Based in Watertown, Mass., OAT says its software is deployed by around 25 customers, including three of the eight Wal-Mart suppliers that have already begun to tag pallet and case shipments to Wal-Mart’s distribution center in Dallas (see Wal-Mart Begins RFID Rollout). Among the three is Hewlett-Packard, which, according to OAT, is using the EPC-IS Edge Server software to manage the tagging of printer cartridges at its manufacturing site in Chester, Va. HP is currently shipping tagged products to Wal-Mart, but only from a separate plant in Memphis (see HP Tags Printers, Scanners). OAT also counts CPG manufacturer Gillette, retailer Target and the Department of Defense among its customers.

OAT says some of those customers have already tested EPC-IS Edge Server 3.0. Available immediately, EPC-IS Edge Server 3.0 contains a number of new features and improvements, including a new Web-based configurable user interface and management capabilities, according to OAT, as well as a new scheduling algorithm to coordinate the operation of each reader in a network to avoid interference.
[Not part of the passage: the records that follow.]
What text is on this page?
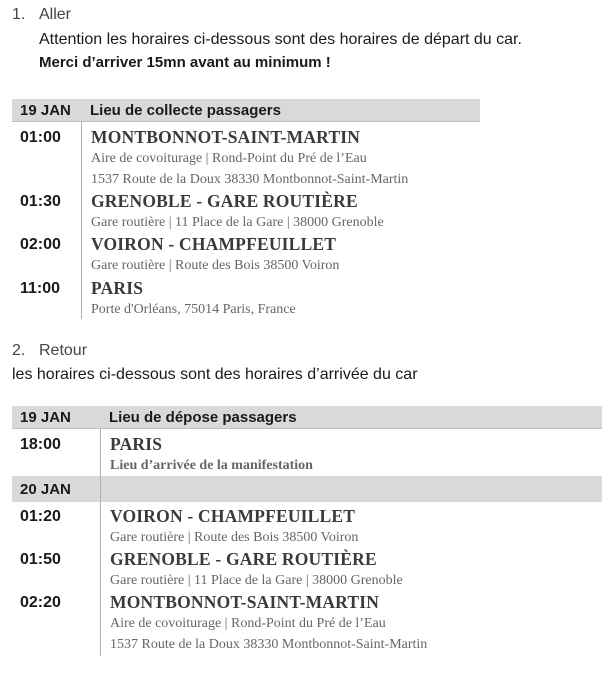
1. Aller
Attention les horaires ci-dessous sont des horaires de départ du car.
Merci d’arriver 15mn avant au minimum !
19 JAN Lieu de collecte passagers
01:00 MONTBONNOT-SAINT-MARTIN
Aire de covoiturage | Rond-Point du Pré de l’Eau
1537 Route de la Doux 38330 Montbonnot-Saint-Martin
01:30 GRENOBLE - GARE ROUTIÈRE
Gare routière | 11 Place de la Gare | 38000 Grenoble
02:00 VOIRON - CHAMPFEUILLET
Gare routière | Route des Bois 38500 Voiron
11:00 PARIS
Porte d'Orléans, 75014 Paris, France
2. Retour
les horaires ci-dessous sont des horaires d’arrivée du car
19 JAN	Lieu de dépose passagers
18:00	PARIS
Lieu d’arrivée de la manifestation
20 JAN
01:20	VOIRON - CHAMPFEUILLET
Gare routière | Route des Bois 38500 Voiron
01:50	GRENOBLE - GARE ROUTIÈRE
Gare routière | 11 Place de la Gare | 38000 Grenoble
02:20	MONTBONNOT-SAINT-MARTIN
Aire de covoiturage | Rond-Point du Pré de l’Eau
1537 Route de la Doux 38330 Montbonnot-Saint-Martin
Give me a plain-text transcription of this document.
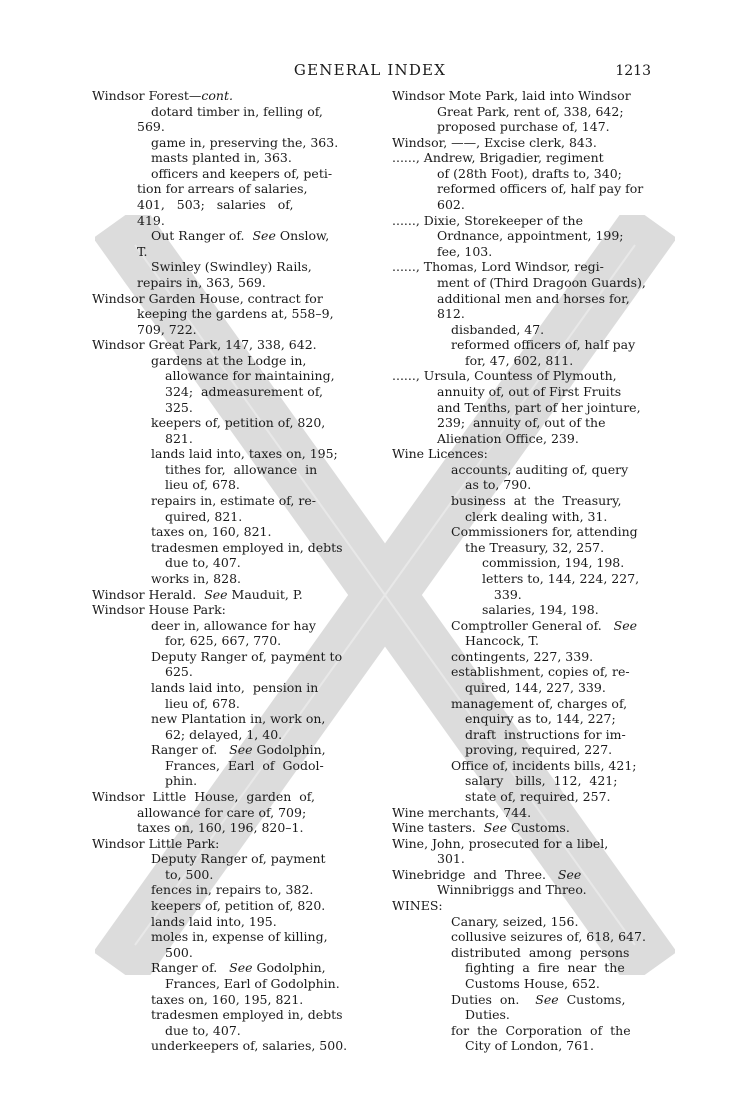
GENERAL INDEX	1213
Windsor Forest—cont.
dotard timber in, felling of,
569.
game in, preserving the, 363.
masts planted in, 363.
officers and keepers of, peti-
tion for arrears of salaries,
401,   503;   salaries   of,
419.
Out Ranger of.  See Onslow,
T.
Swinley (Swindley) Rails,
repairs in, 363, 569.
Windsor Garden House, contract for
keeping the gardens at, 558–9,
709, 722.
Windsor Great Park, 147, 338, 642.
gardens at the Lodge in,
allowance for maintaining,
324;  admeasurement of,
325.
keepers of, petition of, 820,
821.
lands laid into, taxes on, 195;
tithes for,  allowance  in
lieu of, 678.
repairs in, estimate of, re-
quired, 821.
taxes on, 160, 821.
tradesmen employed in, debts
due to, 407.
works in, 828.
Windsor Herald.  See Mauduit, P.
Windsor House Park:
deer in, allowance for hay
for, 625, 667, 770.
Deputy Ranger of, payment to
625.
lands laid into,  pension in
lieu of, 678.
new Plantation in, work on,
62; delayed, 1, 40.
Ranger of.   See Godolphin,
Frances,  Earl  of  Godol-
phin.
Windsor  Little  House,  garden  of,
allowance for care of, 709;
taxes on, 160, 196, 820–1.
Windsor Little Park:
Deputy Ranger of, payment
to, 500.
fences in, repairs to, 382.
keepers of, petition of, 820.
lands laid into, 195.
moles in, expense of killing,
500.
Ranger of.   See Godolphin,
Frances, Earl of Godolphin.
taxes on, 160, 195, 821.
tradesmen employed in, debts
due to, 407.
underkeepers of, salaries, 500.
Windsor Mote Park, laid into Windsor
Great Park, rent of, 338, 642;
proposed purchase of, 147.
Windsor, ——, Excise clerk, 843.
......, Andrew, Brigadier, regiment
of (28th Foot), drafts to, 340;
reformed officers of, half pay for
602.
......, Dixie, Storekeeper of the
Ordnance, appointment, 199;
fee, 103.
......, Thomas, Lord Windsor, regi-
ment of (Third Dragoon Guards),
additional men and horses for,
812.
disbanded, 47.
reformed officers of, half pay
for, 47, 602, 811.
......, Ursula, Countess of Plymouth,
annuity of, out of First Fruits
and Tenths, part of her jointure,
239;  annuity of, out of the
Alienation Office, 239.
Wine Licences:
accounts, auditing of, query
as to, 790.
business  at  the  Treasury,
clerk dealing with, 31.
Commissioners for, attending
the Treasury, 32, 257.
commission, 194, 198.
letters to, 144, 224, 227,
339.
salaries, 194, 198.
Comptroller General of.   See
Hancock, T.
contingents, 227, 339.
establishment, copies of, re-
quired, 144, 227, 339.
management of, charges of,
enquiry as to, 144, 227;
draft  instructions for im-
proving, required, 227.
Office of, incidents bills, 421;
salary   bills,  112,  421;
state of, required, 257.
Wine merchants, 744.
Wine tasters.  See Customs.
Wine, John, prosecuted for a libel,
301.
Winebridge  and  Three.   See
Winnibriggs and Threo.
WINES:
Canary, seized, 156.
collusive seizures of, 618, 647.
distributed  among  persons
fighting  a  fire  near  the
Customs House, 652.
Duties  on.    See  Customs,
Duties.
for  the  Corporation  of  the
City of London, 761.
The company says the software has already been tested and proven in a situation with 100 readers located in the same building.

“When you have 100 readers and several 100 antennas within a single four-walled environment, reader interference will drive read rates down unless you schedule reading with some operational logic,” says Sarma.
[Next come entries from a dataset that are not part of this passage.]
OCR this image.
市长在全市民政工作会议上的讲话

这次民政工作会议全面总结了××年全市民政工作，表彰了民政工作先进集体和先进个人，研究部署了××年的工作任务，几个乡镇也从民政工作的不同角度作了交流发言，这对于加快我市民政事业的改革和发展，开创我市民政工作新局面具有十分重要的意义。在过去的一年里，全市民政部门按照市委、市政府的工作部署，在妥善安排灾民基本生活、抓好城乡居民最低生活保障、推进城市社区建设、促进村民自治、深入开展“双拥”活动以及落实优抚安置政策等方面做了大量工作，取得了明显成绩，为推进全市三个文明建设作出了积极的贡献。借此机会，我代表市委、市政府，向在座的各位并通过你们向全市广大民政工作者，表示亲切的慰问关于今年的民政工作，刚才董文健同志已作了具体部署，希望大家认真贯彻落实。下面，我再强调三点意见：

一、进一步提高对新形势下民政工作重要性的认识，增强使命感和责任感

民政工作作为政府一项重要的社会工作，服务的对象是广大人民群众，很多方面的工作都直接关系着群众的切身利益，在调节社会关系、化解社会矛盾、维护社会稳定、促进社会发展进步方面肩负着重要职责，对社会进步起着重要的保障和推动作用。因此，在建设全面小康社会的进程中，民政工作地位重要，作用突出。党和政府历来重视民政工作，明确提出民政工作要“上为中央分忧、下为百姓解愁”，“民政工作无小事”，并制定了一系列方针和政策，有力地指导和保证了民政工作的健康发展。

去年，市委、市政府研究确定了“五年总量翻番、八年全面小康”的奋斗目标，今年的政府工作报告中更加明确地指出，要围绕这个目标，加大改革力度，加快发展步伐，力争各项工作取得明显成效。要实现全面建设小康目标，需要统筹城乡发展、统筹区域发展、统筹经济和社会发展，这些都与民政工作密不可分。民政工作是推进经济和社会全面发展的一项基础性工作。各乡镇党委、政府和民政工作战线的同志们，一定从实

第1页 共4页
Using XML APIs operating on Sun Microsystems’s Java or Microsoft’s .NET platform, Edge Server connects RFID readers to enterprise applications such as enterprise resource planning (ERP), warehouse management system (WMS) and legacy software and enables collected data to be managed and distributed across an enterprise and its supply chain.

According to the OAT, many companies using Edge Server have already implemented so-called “slap and ship” RFID capabilities to meet their customer mandates but are now looking to integrate their RFID network more closely to their existing business operating systems. OATSystems believes that the Edge Server’s ability to pass RFID-derived data to a range of enterprise applications can help its customers meet those goals.

“Our customer looked at compliance first, but now they are looking to expand those deployments and get more value from that investment by integrating that RFID network into their operations, and they will do that over the next six to nine months,” says Sarma.

OAT launched its first version of EPC-IS Edge Server in November 2002, and a second version was released in June 2003. The company maintains that its existing customers can upgrade to the latest version of the software, and an additional upgrade will follow the completion of the EPCgroup’s planned EPC Information Services (EPC-IS) standard, which is intended to create a standard interface for accessing information in the EPC Network across the supply chain.

“Our product right now anticipates by great lengths much of the standards activities,” says Sarma, who estimates that a completed EPC-IS standard is at least six months away.

Pricing for the software is dependent on the scale of each company’s EPC network deployment, but the company says that for previous versions, it has charged customers from $25,000 to $100,000 per site. The company says that during the next few weeks, it will announce sales partnerships with both WMS providers and systems integrators.